Well, there was plenty of news over the last two weeks, so we have some solid issues for you, although there are few events at this time of year. One I will be attending is Siggraph. This is a show I have put into every budget for years, but has always somehow got squeezed out. After SID, my good friend Dr. Jon Peddie and Kathleen Maher of Jon Peddie Research persuaded me (I think a bottle of something red might have been involved!) to try to make the effort this year and I will be attending.

One of the topics that keeps recurring, especially in MDM, is that many analysts are saying that VR is failing and will go the way of 3D on TV. I don’t (yet) completely buy into this, partly because I really couldn’t imagine VR becoming that everybody did, all the time, anyway. However, the current mood made me think of that analysts’ perrenial chart – the Gartner ‘hype curve’. Now, we analysts usually hate acknowledging any good idea from a competitive firm, but Gartner really nailed this one, and the hype curve really does come up time and again.

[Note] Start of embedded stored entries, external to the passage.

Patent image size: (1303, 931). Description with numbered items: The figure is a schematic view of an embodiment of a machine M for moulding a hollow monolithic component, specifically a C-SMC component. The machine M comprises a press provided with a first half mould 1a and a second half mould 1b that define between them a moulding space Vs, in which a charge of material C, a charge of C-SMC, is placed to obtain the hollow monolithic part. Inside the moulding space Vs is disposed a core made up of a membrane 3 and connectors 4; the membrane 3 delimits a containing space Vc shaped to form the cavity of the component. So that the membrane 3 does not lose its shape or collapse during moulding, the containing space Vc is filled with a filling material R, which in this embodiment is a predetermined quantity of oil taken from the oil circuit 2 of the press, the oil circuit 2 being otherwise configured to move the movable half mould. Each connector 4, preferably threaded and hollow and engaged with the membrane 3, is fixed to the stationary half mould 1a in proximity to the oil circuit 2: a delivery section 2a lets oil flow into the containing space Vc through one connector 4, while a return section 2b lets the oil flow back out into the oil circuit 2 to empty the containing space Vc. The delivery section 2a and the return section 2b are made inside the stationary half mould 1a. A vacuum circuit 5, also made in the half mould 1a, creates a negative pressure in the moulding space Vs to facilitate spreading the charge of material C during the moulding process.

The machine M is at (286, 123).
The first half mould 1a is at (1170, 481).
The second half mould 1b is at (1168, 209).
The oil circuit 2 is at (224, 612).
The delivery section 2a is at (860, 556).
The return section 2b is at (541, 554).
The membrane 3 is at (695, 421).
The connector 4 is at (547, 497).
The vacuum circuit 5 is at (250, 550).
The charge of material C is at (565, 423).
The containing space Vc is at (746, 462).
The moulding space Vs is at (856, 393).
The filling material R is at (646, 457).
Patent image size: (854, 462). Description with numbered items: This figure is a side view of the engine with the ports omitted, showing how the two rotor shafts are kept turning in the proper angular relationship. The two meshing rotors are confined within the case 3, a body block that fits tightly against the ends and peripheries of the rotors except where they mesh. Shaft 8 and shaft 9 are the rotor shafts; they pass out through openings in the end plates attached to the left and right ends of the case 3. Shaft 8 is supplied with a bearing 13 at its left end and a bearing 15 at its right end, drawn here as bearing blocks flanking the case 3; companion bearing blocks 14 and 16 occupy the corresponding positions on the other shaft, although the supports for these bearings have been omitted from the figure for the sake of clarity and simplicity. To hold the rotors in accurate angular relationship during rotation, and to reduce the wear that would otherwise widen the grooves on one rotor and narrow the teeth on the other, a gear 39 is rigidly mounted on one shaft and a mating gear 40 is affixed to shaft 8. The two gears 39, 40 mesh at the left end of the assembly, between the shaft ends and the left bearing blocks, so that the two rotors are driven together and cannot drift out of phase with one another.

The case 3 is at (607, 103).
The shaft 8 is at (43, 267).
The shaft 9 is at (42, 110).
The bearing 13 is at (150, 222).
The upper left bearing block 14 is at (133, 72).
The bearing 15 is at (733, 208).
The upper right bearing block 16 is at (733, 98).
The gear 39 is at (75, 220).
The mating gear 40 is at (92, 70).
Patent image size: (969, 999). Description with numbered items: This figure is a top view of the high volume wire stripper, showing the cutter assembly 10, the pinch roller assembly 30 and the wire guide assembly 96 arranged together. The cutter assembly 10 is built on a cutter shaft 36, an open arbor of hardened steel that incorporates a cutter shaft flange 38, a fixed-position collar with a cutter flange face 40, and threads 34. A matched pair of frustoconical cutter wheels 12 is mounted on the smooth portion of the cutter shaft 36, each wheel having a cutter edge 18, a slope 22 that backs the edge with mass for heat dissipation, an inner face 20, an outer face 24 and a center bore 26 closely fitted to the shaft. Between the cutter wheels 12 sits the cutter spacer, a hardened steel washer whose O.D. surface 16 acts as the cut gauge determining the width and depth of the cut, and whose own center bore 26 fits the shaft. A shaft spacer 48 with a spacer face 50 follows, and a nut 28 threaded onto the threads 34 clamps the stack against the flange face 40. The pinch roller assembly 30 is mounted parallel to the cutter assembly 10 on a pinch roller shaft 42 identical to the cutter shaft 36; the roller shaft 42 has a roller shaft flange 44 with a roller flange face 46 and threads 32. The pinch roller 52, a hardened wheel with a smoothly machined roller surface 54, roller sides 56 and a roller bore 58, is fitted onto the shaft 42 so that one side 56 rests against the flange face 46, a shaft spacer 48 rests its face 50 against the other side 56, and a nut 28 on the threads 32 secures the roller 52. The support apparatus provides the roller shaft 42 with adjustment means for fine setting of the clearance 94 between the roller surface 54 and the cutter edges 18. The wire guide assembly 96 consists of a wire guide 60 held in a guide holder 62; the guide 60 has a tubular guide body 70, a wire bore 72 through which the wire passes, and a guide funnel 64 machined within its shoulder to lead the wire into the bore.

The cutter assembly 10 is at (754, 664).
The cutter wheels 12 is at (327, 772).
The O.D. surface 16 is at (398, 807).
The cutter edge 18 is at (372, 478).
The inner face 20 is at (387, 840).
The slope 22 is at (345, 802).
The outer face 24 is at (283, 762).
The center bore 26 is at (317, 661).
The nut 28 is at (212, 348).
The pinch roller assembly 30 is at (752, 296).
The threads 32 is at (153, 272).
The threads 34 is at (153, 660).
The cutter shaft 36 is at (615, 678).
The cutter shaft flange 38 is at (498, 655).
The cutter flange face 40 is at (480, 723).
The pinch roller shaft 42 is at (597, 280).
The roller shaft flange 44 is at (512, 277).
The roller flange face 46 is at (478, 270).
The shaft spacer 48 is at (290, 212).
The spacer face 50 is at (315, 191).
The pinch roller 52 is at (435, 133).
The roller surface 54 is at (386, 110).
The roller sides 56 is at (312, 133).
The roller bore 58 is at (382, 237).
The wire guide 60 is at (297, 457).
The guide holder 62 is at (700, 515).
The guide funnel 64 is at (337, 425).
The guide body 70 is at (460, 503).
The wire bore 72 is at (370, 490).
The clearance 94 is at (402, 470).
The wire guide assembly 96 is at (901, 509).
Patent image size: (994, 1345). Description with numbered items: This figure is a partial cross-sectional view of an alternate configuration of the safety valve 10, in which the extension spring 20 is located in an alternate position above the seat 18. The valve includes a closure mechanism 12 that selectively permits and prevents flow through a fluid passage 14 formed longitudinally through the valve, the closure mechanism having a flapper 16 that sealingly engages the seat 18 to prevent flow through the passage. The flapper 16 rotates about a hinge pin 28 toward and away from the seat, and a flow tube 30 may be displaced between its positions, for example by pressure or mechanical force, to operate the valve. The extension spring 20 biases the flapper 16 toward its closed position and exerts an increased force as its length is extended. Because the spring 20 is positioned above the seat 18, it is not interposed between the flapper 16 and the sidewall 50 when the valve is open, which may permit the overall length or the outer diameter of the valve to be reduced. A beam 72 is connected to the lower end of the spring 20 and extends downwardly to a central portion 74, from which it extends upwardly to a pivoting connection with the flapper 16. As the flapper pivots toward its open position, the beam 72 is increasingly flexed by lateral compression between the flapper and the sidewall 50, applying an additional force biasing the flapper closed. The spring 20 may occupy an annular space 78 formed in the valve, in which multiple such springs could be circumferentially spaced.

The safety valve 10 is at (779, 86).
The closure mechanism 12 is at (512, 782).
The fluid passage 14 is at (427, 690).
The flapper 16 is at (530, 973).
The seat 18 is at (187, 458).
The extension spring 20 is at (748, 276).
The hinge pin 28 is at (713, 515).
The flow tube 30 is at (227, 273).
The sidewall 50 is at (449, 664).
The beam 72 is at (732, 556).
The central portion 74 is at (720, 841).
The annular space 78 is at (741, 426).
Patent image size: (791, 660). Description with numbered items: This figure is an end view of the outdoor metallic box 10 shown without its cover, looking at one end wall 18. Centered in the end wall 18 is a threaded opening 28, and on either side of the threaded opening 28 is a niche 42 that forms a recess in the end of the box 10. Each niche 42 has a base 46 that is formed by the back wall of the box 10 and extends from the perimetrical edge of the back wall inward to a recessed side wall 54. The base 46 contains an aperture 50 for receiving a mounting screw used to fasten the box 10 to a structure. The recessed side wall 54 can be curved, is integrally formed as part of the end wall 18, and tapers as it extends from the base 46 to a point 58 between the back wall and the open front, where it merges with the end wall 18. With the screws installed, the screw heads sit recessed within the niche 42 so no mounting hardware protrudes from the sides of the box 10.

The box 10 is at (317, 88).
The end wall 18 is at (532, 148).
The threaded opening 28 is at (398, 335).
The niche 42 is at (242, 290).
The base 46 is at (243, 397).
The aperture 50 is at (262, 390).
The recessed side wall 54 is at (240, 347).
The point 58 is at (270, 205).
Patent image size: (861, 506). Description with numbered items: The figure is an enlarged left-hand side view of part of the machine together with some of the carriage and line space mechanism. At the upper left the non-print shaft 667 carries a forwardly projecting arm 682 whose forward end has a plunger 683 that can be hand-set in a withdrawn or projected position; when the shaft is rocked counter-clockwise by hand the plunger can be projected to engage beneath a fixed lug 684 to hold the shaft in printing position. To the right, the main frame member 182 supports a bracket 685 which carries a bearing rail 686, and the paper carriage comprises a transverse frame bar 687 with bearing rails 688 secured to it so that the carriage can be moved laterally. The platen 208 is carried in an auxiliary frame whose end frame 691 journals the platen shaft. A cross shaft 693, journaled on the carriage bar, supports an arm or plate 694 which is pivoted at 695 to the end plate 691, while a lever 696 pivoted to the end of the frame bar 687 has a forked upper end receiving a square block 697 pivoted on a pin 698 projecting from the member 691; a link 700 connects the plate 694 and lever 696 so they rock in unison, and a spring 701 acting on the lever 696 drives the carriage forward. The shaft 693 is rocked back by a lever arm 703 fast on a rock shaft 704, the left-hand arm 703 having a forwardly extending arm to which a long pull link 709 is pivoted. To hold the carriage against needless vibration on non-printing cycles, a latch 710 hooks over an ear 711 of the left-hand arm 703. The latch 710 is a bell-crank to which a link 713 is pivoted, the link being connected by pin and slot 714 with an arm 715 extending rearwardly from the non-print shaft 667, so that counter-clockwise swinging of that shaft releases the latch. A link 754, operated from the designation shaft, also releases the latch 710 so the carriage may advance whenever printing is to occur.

For those that haven’t seen it before, I’ll explain it very briefly. If you know it, skip this paragraph. The hype curve indicates that every idea or product goes through an initial period when only insider know of it and then it becomes the talk of the technocracy (think blockchain) and hits a peak of huge claims about the universality of the technology and the myriad benefits it will bring. Then the technology or idea drops into the trough of despondency when practical considerations start to dominate – technologies often get to a ‘chicken and egg’ situation, where there are devices but no content or, less often, content but no devices and sometimes neither as content will arrive when there is a population of devices, but the devices can’t get into the market as there is no content! As practical issues get solved, salespeople work out who really wants it and needs it and compelling use cases develop, then the technology slowly creeps up to the plateau of productivity.

It seems to me that VR is in that trough of despondency at the moment. There are a lot of issues still to be solved in terms of resolution, processor power, cost of goggles etc. Once these are solved, we should continue to slowly grind our way up towards the plateau of productivity. Personally, I dislike wearing the goggles and cannot imagine wanting to go near them during the recent hot weather. However, there are some very compelling applications that really don’ work well suing other technologies. On that basis, a small market can develop that may, eventually, drive tje technology to be good enough and cheap enough to be a realistic proposition for volume consumers.

However, there is nothing to guarantee that the technology will ever make the progress needed to get out of the trough. Some, like 3D TV get into the trough and never get out!